Composites in your mouth
More recently, composite materials are used to fix our teeth and make our smiles straight. Composites have many advantages over amalgams, particularly in that they can be made to match the colour of existing teeth, hence making them more discreet.
A dental composite is simply a coloured plastic and glass mixture that can be used in various dental applications — including as an alternative to amalgam. Because composites can be coloured to match the existing teeth, they are also used for cosmetic applications to improve smiles. But there are potentially other issues with composites used in dentistry.
Bisphenol A — ubiquitous in life
Bisphenol A, or BPA, is found in plastics that we use every day. BPA is an important monomer and is commonly used in many polycarbonate applications. From sports equipment to compact discs to dental composites — there is no getting away from BPA. Alongside its use as a monomer it also acts as an antioxidant or polymerization inhibitor.
It was in the late 1990s that concerns about BPAs effect on animals was first raised — primarily because of its ability to mimic the affects on estrogen in humans and animals. This is due to the two functional phenol groups on both BPA and estradiol. Subsequently, you now see ‘BPA free’ stickers on many of the plastic food items like water bottles that you can buy. But what about your fillings — are they BPA safe?
BPA from the dentist?
It has been reported that BPA has been found to leach from some composite dental materials — so a team from Norway set out to see whether leaching of BPA occurs immediately after treatment and two weeks later.
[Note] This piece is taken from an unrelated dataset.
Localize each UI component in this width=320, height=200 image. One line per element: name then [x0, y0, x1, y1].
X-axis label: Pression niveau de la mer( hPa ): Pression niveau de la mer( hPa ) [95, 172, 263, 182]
In a report published in the journal Acta Biomaterialia Odontologica Scandinavica — Presence and leaching of bisphenol a (BPA) from dental materials — they discuss how they used liquid chromatography to see what’s leaching from our fillings.
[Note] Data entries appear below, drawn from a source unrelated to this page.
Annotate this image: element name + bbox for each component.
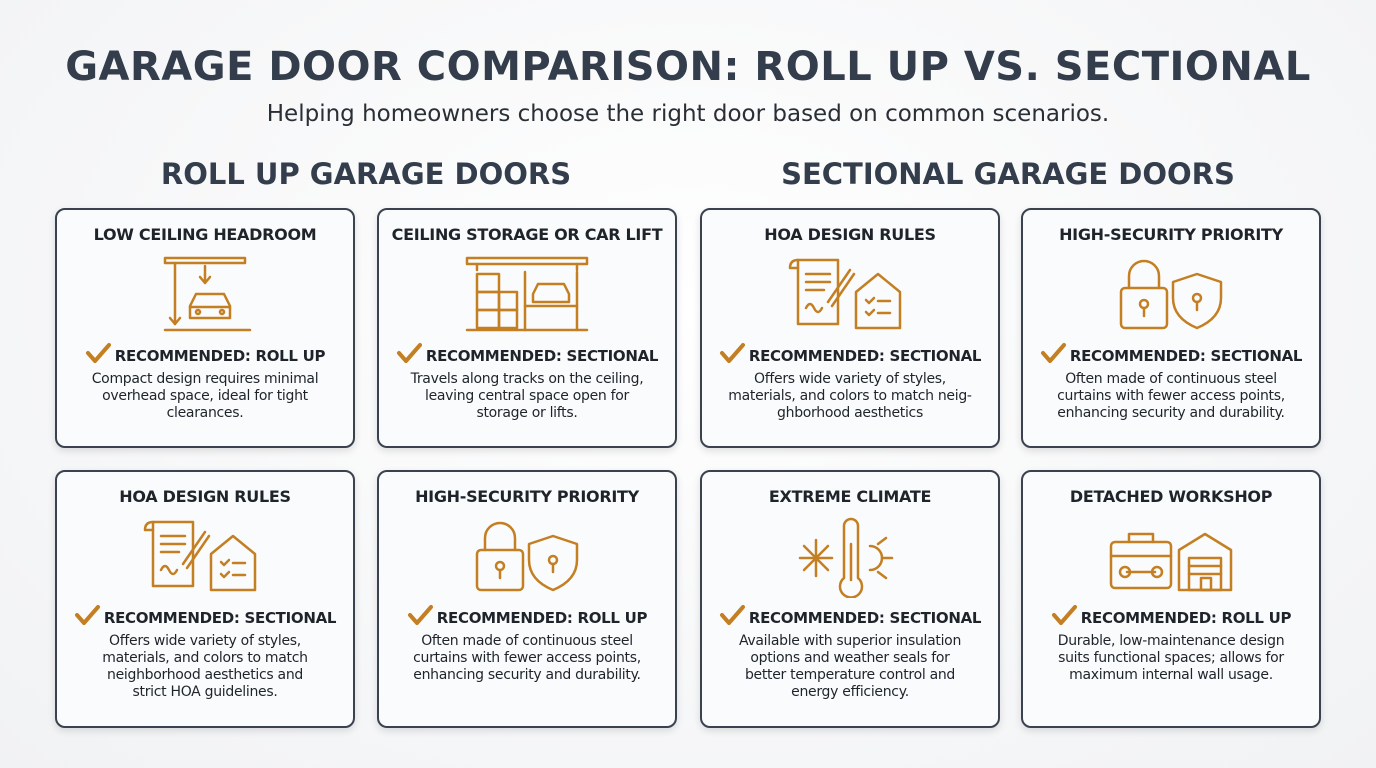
recommendation: RECOMMENDED: SECTIONAL — [57, 604, 353, 627]
description-line: options and weather seals for — [750, 650, 950, 666]
card-icon — [163, 256, 252, 332]
card-description: Travels along tracks on the ceiling, leav… — [379, 371, 675, 422]
check-icon — [407, 605, 433, 625]
description-line: Often made of continuous steel — [1065, 371, 1277, 387]
card-icon — [1109, 532, 1233, 592]
description-line: curtains with fewer access points, — [413, 650, 641, 666]
description-line: maximum internal wall usage. — [1069, 667, 1273, 683]
recommendation-text: RECOMMENDED: SECTIONAL — [748, 347, 982, 365]
card-title: LOW CEILING HEADROOM — [93, 225, 317, 244]
description-line: enhancing security and durability. — [413, 667, 641, 683]
description-line: Often made of continuous steel — [421, 633, 633, 649]
recommendation-text: RECOMMENDED: SECTIONAL — [425, 347, 659, 365]
recommendation: RECOMMENDED: ROLL UP — [57, 342, 353, 365]
card-title: HIGH-SECURITY PRIORITY — [415, 487, 639, 506]
description-line: Compact design requires minimal — [91, 371, 319, 387]
description-line: suits functional spaces; allows for — [1058, 650, 1284, 666]
recommendation: RECOMMENDED: SECTIONAL — [702, 342, 998, 365]
check-icon — [74, 605, 100, 625]
check-icon — [1040, 343, 1066, 363]
card-description: Available with superior insulation option… — [702, 633, 998, 701]
scenario-card: HIGH-SECURITY PRIORITY RECOMMENDED: SECT… — [1021, 208, 1321, 448]
recommendation-text: RECOMMENDED: ROLL UP — [114, 347, 326, 365]
card-title: HOA DESIGN RULES — [119, 487, 291, 506]
recommendation-text: RECOMMENDED: SECTIONAL — [103, 609, 337, 627]
scenario-card: HIGH-SECURITY PRIORITY RECOMMENDED: ROLL… — [377, 470, 677, 728]
scenario-card: LOW CEILING HEADROOM RECOMMENDED: ROLL U… — [55, 208, 355, 448]
page-subtitle: Helping homeowners choose the right door… — [266, 101, 1110, 127]
description-line: Travels along tracks on the ceiling, — [410, 371, 644, 387]
recommendation-text: RECOMMENDED: ROLL UP — [1080, 609, 1292, 627]
card-icon — [798, 517, 894, 598]
description-line: ghborhood aesthetics — [777, 405, 923, 421]
check-icon — [719, 343, 745, 363]
check-icon — [85, 343, 111, 363]
section-title: ROLL UP GARAGE DOORS — [160, 157, 572, 191]
description-line: leaving central space open for — [425, 388, 629, 404]
section-title: SECTIONAL GARAGE DOORS — [781, 157, 1235, 191]
card-title: CEILING STORAGE OR CAR LIFT — [391, 225, 663, 244]
card-description: Often made of continuous steel curtains w… — [1023, 371, 1319, 422]
description-line: curtains with fewer access points, — [1057, 388, 1285, 404]
check-icon — [396, 343, 422, 363]
description-line: energy efficiency. — [791, 684, 909, 700]
recommendation: RECOMMENDED: ROLL UP — [379, 604, 675, 627]
card-description: Durable, low-maintenance design suits fun… — [1023, 633, 1319, 684]
card-icon — [465, 256, 589, 332]
card-title: HIGH-SECURITY PRIORITY — [1059, 225, 1283, 244]
scenario-card: HOA DESIGN RULES RECOMMENDED: SECTIONAL … — [55, 470, 355, 728]
card-icon — [1119, 259, 1223, 330]
scenario-card: EXTREME CLIMATE RECOMMENDED: SECTIONAL A… — [700, 470, 1000, 728]
page-title: GARAGE DOOR COMPARISON: ROLL UP VS. SECT… — [65, 44, 1311, 90]
description-line: Offers wide variety of styles, — [109, 633, 301, 649]
recommendation-text: RECOMMENDED: SECTIONAL — [748, 609, 982, 627]
description-line: Available with superior insulation — [738, 633, 962, 649]
description-line: strict HOA guidelines. — [132, 684, 278, 700]
recommendation: RECOMMENDED: ROLL UP — [1023, 604, 1319, 627]
recommendation-text: RECOMMENDED: SECTIONAL — [1069, 347, 1303, 365]
description-line: enhancing security and durability. — [1057, 405, 1285, 421]
scenario-card: DETACHED WORKSHOP RECOMMENDED: ROLL UP D… — [1021, 470, 1321, 728]
card-icon — [143, 520, 257, 592]
description-line: materials, and colors to match — [102, 650, 308, 666]
card-description: Often made of continuous steel curtains w… — [379, 633, 675, 684]
check-icon — [719, 605, 745, 625]
scenario-card: CEILING STORAGE OR CAR LIFT RECOMMENDED:… — [377, 208, 677, 448]
description-line: overhead space, ideal for tight — [102, 388, 308, 404]
card-title: DETACHED WORKSHOP — [1069, 487, 1273, 506]
recommendation: RECOMMENDED: SECTIONAL — [379, 342, 675, 365]
description-line: Offers wide variety of styles, — [754, 371, 946, 387]
description-line: clearances. — [166, 405, 244, 421]
scenario-card: HOA DESIGN RULES RECOMMENDED: SECTIONAL … — [700, 208, 1000, 448]
description-line: Durable, low-maintenance design — [1057, 633, 1285, 649]
recommendation: RECOMMENDED: SECTIONAL — [1023, 342, 1319, 365]
card-title: EXTREME CLIMATE — [768, 487, 932, 506]
description-line: storage or lifts. — [476, 405, 578, 421]
card-title: HOA DESIGN RULES — [764, 225, 936, 244]
card-icon — [788, 258, 902, 330]
check-icon — [1051, 605, 1077, 625]
description-line: better temperature control and — [744, 667, 956, 683]
card-icon — [475, 521, 579, 592]
recommendation: RECOMMENDED: SECTIONAL — [702, 604, 998, 627]
card-description: Offers wide variety of styles, materials,… — [57, 633, 353, 701]
description-line: materials, and colors to match neig- — [728, 388, 972, 404]
description-line: neighborhood aesthetics and — [107, 667, 303, 683]
card-description: Offers wide variety of styles, materials,… — [702, 371, 998, 422]
recommendation-text: RECOMMENDED: ROLL UP — [436, 609, 648, 627]
card-description: Compact design requires minimal overhead … — [57, 371, 353, 422]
Liquid chromatography can be used for many different applications — one discussed in this article, Utilisation of LC/MSMS (QTRAP) and Polarity Switching for the Quantitative Analysis of Over 300 Pesticides in Crude QuEChERS Extracts from Various Fruit and Vegetable Matrices — involves keeping our fruit and veg safe to eat.
They found no significant differences in the amount of BPA that leached from the composites tested after 24 hours compared to those tested after two weeks. The levels they recorded were also very low and they suggest that they represent only a very small contribution to our overall BPA exposure.